The FDA guidance for assessing the effects of food on drugs suggests that the highest clinically recommended dose should be selected as the dose for the food effect study unless safety concerns necessitate a lower dose [20]. This study was designed with 80 mg of venadaparib, which is half the potential recommended phase 2 dose, considering that anticancer agents are administered to healthy volunteers. The safety results showed that a single venadaparib 80 mg dose was safe and well-tolerated in healthy volunteers in both fasted and fed states. Meanwhile, in the safety profile of Koreans, the number of subjects and events of nausea and decreased appetite tended to increase in the fed state than in the fasted state; however, this was not observed in Caucasians. Although nausea and decreased appetite are commonly known AEs of PARP inhibitors [17], these trends in the incidence of TEAEs were not significantly associated with venadaparib exposure altered by food (Online Resource 2). We speculate that Korean subjects, who typically consume less fatty diets than Western diets, exhibited this trend as they consumed an unusually fatty and greasy breakfast for this study [37,38,39,40]. In addition to the dietary habits, ethnic differences in safety may be influenced by multiple factors, including pathophysiological, environmental, cultural, and socio-politico-economic differences [24, 41, 42]. Therefore, further pooled patient population analyses may be needed to compare the safety and tolerability of venadaparib in different ethnic groups.

Conclusion

The overall systemic exposure to venadaparib was not significantly affected by the high-fat meal, despite delayed absorption with a decreased Cmax value in the fed state compared with that in the fasted state.

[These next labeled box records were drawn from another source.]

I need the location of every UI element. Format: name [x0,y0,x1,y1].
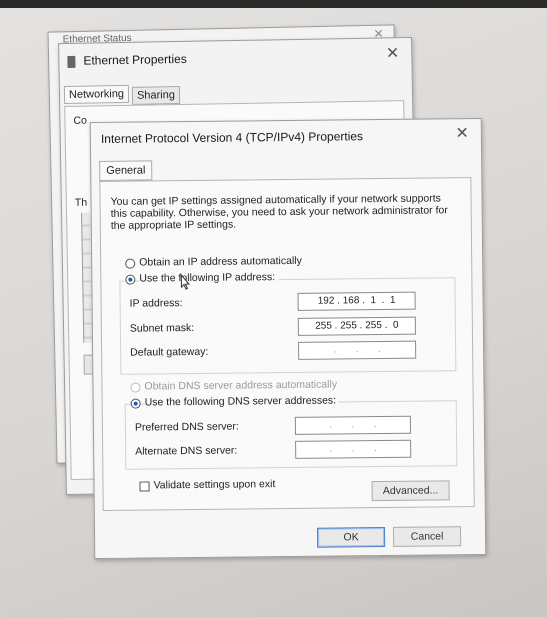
advanced-button[interactable]: Advanced... [371,480,450,502]
alternate-dns-input[interactable]: . . . [295,439,412,459]
photo-background: Ethernet Status ✕ Ethernet Properties ✕ … [0,0,547,617]
validate-settings-checkbox[interactable] [139,481,150,492]
ip-address-label: IP address: [129,297,183,310]
tab-general[interactable]: General [99,160,153,181]
preferred-dns-input[interactable]: . . . [294,415,412,435]
network-adapter-icon [67,55,76,68]
obtain-ip-auto-radio[interactable] [125,258,136,269]
ip-address-input[interactable]: 192 . 168 . 1 . 1 [297,291,416,311]
subnet-mask-label: Subnet mask: [129,321,195,335]
ethernet-properties-title: Ethernet Properties [83,51,187,68]
subnet-mask-input[interactable]: 255 . 255 . 255 . 0 [297,316,416,336]
use-following-dns-radio[interactable] [130,398,141,409]
alternate-dns-label: Alternate DNS server: [135,444,238,458]
components-label-partial: Th [74,196,88,209]
use-following-ip-label[interactable]: Use the following IP address: [139,271,279,285]
ok-button[interactable]: OK [316,526,386,548]
tab-sharing[interactable]: Sharing [131,86,181,105]
ipv4-dialog-title: Internet Protocol Version 4 (TCP/IPv4) P… [100,129,364,146]
validate-settings-label[interactable]: Validate settings upon exit [153,478,275,491]
cancel-button[interactable]: Cancel [392,526,462,547]
ipv4-properties-dialog: Internet Protocol Version 4 (TCP/IPv4) P… [89,117,487,560]
ethernet-properties-close-icon[interactable]: ✕ [386,45,400,62]
monitor-bezel [0,0,547,8]
default-gateway-label: Default gateway: [130,345,209,359]
use-following-ip-radio[interactable] [125,274,136,285]
obtain-dns-auto-radio[interactable] [130,382,141,393]
default-gateway-input[interactable]: . . . [298,340,417,360]
preferred-dns-label: Preferred DNS server: [134,420,239,434]
use-following-dns-label[interactable]: Use the following DNS server addresses: [144,394,340,409]
obtain-dns-auto-label[interactable]: Obtain DNS server address automatically [144,378,337,392]
mouse-pointer-icon [180,273,190,290]
ipv4-dialog-close-icon[interactable]: ✕ [455,125,469,142]
ipv4-description-text: You can get IP settings assigned automat… [110,192,448,232]
obtain-ip-auto-label[interactable]: Obtain an IP address automatically [139,255,302,269]
dns-group [124,400,458,470]
tab-networking[interactable]: Networking [63,84,130,105]
connect-using-label-partial: Co [73,114,87,127]
general-pane: You can get IP settings assigned automat… [99,177,475,511]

The PK profiles were comparable among the Korean, Caucasian, and Chinese subjects. A single administration of venadaparib 80 mg was safe and well-tolerated in both the fasted and fed states.

Therefore, venadaparib can be administered with or without food, depending on the patient’s preference or individual tolerance. Additionally, venadaparib is expected to show similar responses among ethnic groups, suggesting little need for dose adjustment according to ethnic groups.